Student Seminar: Dongyue Xie

PhD Dissertation Presentation

Empirical Bayes methods for analyzing sequencing count data"

Dongyue Xie

Thursday, June 29, 2023, at 10:00 AM
Jones 303, 5747 S. Ellis Avenue

Abstract

High-throughput sequencing (HTS) techniques such as RNA-seq, ChIP-seq and ATAC-seq have enabled researchers to investigate complex biological processes in unprecedented detail. One common feature of HTS data is that they often consist of counts. For example, in RNA-seq, the counts typically represent the number of times a RNA molecule has been sequenced and are a proxy for the expression level. Recently, the advent of single-cell sequencing techniques such as scRNA-seq has unveiled the transcriptome at cell-level resolution. However, the single-cell count data are sparse and come with high levels of technical noise. With the emergence of large, sparse and noisy sequencing data, there is a need for rigorous statistical methods that can accurately model these counts.

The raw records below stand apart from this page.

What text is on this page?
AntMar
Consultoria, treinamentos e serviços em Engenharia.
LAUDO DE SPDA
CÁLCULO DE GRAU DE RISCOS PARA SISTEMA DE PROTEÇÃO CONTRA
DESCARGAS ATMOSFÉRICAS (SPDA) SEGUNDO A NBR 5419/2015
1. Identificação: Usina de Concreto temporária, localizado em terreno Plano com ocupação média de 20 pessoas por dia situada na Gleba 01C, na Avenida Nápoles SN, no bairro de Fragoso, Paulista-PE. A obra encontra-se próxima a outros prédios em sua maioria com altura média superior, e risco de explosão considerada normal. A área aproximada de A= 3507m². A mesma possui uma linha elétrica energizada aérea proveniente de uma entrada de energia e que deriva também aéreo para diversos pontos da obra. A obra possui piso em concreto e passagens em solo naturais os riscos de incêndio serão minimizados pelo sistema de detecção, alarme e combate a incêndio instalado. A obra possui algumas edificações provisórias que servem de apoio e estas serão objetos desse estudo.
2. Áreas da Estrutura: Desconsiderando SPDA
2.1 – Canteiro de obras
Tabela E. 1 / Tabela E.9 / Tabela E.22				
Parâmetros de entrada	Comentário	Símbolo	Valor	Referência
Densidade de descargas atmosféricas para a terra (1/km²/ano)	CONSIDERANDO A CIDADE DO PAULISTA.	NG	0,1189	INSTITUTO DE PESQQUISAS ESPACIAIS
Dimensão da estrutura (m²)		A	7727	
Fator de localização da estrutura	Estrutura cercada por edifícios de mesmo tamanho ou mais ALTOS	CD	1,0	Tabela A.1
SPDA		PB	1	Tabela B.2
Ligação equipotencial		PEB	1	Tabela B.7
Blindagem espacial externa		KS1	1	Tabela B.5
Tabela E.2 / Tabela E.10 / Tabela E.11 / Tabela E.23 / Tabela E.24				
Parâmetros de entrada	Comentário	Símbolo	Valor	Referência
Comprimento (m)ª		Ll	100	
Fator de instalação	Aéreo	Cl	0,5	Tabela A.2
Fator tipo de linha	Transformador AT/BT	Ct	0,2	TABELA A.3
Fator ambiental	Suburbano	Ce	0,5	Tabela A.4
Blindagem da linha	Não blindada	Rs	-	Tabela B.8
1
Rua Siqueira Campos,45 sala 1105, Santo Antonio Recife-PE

On the other hand, due to the complex structure of the sequencing data exhibited, the statistical methods developed for the data should be flexible enough to incorporate different assumptions and structural information. For instance, matrix factorization has been extensively employed to uncover the latent structure of gene expression across a variety of cell types. The incorporation of sparsity assumptions into these latent structures has been shown to yield a more parsimonious representation and enhance the interpretability of results. Consequently, it would be beneficial to integrate sparsity assumptions when modeling the structure of sequencing data.

In this dissertation, we introduce a novel variational empirical Bayes (VEB) framework designed for analyzing count sequencing data. In particular, the method enables us to apply well-developed Gaussian empirical Bayes methods for inference on non-Gaussian models. The resulting variational inference algorithm is modular, alternating between a step that handles the count data and a step that fits the Gaussian model. We demonstrate the framework by applying it to an empirical Bayes Poisson matrix factorization model. This results in a general empirical Bayes method for Poisson factor analysis, allowing for various prior families on both loadings and factors. Numerical studies are performed to show the benefits of directly modeling the count using Poisson distribution, and how the new VEB method gives flexible and accurate latent structure recovery.